The on-board memory controller is a large part of the AMD performance
advantage - see Keith about latency.
🙂 Hypertransport is the one beloved patriot I
see in AMD's strategy: the roadmap shows it stuck at 1000MHz well into 2006
and no sign of a ramp up at all. I don't think they can afford that.
>>Now they've welcomed
>>nVidia to their "platform" gambit since they can't do that bit themselves -
>>doomed to more failure IMO... nVidia will be gone when they realize they're
>>only allowed breadcrumbs for lunch. According to the proposed plot so far,
>>they won't get a look at the business sector anyway, since they'll be a
>>"different image".Ô_ô
>>
>>The success stories are starting to roll in Robert: The Weather Channel,
>>Bell Helicopter, Verisign and of course M$ themselves love Opteron with the
>>huge successes in the MSN server farm and MS Treasury. When the principle
>>OS vendor endorses the hardware, especially for big-time server ops, that
>>really counts. What some Weary Willie in IT or management thinks right now
>>doesn't matter - those people are malleable or replaceable.
>
>Hadn't heard about the MSN server farm. I've been pondering the
>Apple/Intel deal. I guess we'll find out what that's really about,
>but if Apple puts OS X on x86, that makes Apple a direct competitor
>for Microsoft. There are only two reasons for Apple not to be an
>aggressive competitor that I can think of: Microsoft Office and money.

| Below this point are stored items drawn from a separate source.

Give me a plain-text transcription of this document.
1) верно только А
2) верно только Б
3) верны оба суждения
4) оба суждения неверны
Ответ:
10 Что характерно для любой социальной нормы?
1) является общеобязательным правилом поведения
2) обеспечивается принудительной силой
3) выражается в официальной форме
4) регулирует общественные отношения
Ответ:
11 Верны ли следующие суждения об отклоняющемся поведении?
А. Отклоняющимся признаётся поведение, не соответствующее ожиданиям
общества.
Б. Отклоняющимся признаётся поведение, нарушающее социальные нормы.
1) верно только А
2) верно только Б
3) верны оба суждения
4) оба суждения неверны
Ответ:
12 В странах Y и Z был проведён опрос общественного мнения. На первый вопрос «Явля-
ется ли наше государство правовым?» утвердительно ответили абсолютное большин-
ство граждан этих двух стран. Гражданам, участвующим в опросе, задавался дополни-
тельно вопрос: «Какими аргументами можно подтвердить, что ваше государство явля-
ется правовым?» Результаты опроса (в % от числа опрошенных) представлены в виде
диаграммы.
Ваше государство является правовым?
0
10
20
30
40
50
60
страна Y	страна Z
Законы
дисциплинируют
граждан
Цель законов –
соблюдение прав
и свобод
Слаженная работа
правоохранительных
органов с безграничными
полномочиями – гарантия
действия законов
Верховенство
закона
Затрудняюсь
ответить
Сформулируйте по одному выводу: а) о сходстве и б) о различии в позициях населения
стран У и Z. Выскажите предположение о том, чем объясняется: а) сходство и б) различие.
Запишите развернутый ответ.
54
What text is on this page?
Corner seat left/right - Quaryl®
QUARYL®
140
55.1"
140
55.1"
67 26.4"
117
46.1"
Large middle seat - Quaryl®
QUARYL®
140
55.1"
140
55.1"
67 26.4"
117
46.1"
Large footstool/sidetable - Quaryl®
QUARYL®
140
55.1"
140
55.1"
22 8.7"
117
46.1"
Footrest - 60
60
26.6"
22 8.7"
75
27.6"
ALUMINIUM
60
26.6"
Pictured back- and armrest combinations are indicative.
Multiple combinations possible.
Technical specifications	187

>I don't know what to say about Microsoft Office, but, with Intel on
>the team, money shouldn't be a problem.
For the kind of money involved, I don't see that Intel would care much but
if Apple thinks they can do the transition, I'm going have to seriously
look at the correct point to dump some Apple stock I bought ~15 years
ago.
🙂
What seems the least credible part of the Apple rumors is that they would
openly talk of phasing out the IBM Power chips; a much better tactic, if
Intel is to be a part of their strategy, would be to talk of parallel lines
of systems for the foreseeable future. In fact it could be that they are
looking at Intel as a CPU supplier for some new consumer appliance - they
*are* an appliance innovator more than anything else.
>As to what those Wearie Willie or his ignorant boss thinks, markets
>move slowly, but they do move. From outside DEC, it sure looked as if
>DEC thought it was irreplaceable. DEC was wrong, of course, but the
>chip business has as much to do with investment capital as it has to
>do with technical excellence and it would take alot to push Intel
>aside. In the meantime, life moves on.
DEC, who latterly hated that name -- "Digital please" -- got hurt badly
because Intel stole their shiny new high-clock rate CPU technology - add in
the marketing blunders with Alpha and the fact that their service org
thought they could compete with IBM. It also seemed to take a while for
them to realize VAX was obsolete - possibly an architecture overhaul there
late 80s would have helped?
They lost their competitiveness and there *were* strong challengers in the
market - in some ways, possibly Sun got the market Digital should have had
the vision to chase... ironic that one of the founders came from Data
General.
🙂 Intel is kinda different because they don't sell directly to
their customers but if there were, e.g., a strong adversary against Dell
with a full supply of AMD CPUs, Intel could have found itself in a heap of
trouble by now after its recent missteps. That day may yet still come...
or Otellini may show Barrett up as a fumbler??